Usage

Superphot runs in five steps:

  1. For each light curve, fit a model to the observations. This is the slowest step, but it can be done in parallel for a sample of light curves.

  2. Compile the parameters from all the model fits into a single table. This is a separate step in case you did step 1 on a different computer (as we did).

  3. Extract features from those models to be used for classification.

  4. Initialize the classifier and train it on the training set.

  5. Use the trained classifier to classify the test set.

  6. (Optional) Cross-validate the classifier on the training set.

  7. (Optional) Optimize the hyperparameters of the classifier.

Running from the Command Line

For basic functionality, Superphot can be run from the command line.
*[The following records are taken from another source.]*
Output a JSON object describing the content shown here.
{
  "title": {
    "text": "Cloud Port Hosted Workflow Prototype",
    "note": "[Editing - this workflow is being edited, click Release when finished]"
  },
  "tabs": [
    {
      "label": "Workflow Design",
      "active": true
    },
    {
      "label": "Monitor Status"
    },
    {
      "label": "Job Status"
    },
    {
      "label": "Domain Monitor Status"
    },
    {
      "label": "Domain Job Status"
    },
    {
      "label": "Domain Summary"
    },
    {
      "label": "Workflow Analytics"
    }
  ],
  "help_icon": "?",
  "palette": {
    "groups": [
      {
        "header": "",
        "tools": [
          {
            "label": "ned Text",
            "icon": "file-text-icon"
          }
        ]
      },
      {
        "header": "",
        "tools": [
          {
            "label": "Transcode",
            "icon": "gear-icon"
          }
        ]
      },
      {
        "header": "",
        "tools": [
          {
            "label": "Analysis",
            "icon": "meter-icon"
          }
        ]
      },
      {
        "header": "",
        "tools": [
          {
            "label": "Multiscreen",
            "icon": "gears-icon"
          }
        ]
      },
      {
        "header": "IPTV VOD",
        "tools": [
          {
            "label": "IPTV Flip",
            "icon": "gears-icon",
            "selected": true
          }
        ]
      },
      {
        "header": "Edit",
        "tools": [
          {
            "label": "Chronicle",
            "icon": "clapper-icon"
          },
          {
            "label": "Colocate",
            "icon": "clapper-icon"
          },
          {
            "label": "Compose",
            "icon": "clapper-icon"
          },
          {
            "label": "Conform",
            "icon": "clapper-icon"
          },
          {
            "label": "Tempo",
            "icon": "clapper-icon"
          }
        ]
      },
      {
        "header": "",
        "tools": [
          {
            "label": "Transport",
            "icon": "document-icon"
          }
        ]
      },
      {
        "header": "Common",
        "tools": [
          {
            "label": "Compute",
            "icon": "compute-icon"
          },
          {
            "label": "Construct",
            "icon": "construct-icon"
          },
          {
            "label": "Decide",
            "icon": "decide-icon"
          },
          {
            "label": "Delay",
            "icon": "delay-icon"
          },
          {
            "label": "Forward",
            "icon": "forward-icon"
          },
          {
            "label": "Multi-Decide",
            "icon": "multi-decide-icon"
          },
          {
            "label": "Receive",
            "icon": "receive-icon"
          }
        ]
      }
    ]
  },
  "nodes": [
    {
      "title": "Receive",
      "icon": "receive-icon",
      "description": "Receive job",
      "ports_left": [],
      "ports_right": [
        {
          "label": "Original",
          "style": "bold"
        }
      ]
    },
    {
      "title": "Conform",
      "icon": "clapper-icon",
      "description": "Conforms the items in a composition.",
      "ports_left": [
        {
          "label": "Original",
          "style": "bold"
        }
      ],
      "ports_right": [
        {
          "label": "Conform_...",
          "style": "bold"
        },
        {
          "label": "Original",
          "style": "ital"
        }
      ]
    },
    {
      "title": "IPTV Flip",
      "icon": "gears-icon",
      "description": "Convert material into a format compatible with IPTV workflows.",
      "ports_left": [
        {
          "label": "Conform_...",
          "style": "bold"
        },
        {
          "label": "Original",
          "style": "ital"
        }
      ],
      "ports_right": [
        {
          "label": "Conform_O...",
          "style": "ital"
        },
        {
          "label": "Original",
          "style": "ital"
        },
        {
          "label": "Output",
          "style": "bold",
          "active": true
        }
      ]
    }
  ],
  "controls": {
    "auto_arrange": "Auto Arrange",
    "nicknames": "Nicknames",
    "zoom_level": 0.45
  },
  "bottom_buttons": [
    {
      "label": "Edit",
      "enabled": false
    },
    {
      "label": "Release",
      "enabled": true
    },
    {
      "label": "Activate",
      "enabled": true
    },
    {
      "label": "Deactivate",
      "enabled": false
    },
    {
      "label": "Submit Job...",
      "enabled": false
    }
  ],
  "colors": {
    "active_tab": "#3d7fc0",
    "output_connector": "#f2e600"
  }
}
For example:

superphot-fit light_curves/*.dat --output-dir stored_models/  # this is parallelizable
superphot-compile stored_models/ --output params
superphot-extract train_input.txt params.npz --output train_data
superphot-extract test_input.txt params.npz --output test_data --pcas pca.pickle  # use the same PCA
superphot-train train_data.txt --output pipeline.pickle
superphot-classify pipeline.pickle test_data.txt
superphot-validate pipeline.pickle train_data.txt
superphot-optimize param_dist.json pipeline.pickle train_data.txt

To see additional command-line arguments for any of these scripts, give the -h argument (e.g., superphot-fit -h).

Scripting with Python

For more advanced use cases, you can import the module and use some version of the following workflow:

from superphot import fit, extract, classify
import numpy as np

# Fit the model to the data. Do this for each file.
light_curve = fit.read_light_curve('light_curves/PSc000001.dat')  # may need custom parser
fit.two_iteration_mcmc(light_curve, 'stored_models/PSc000001{}')

# Compile parameters
param_table = extract.compile_parameters('stored_models/', 'griz')
np.savez_compressed('params.npz', **param_table, **param_table.meta)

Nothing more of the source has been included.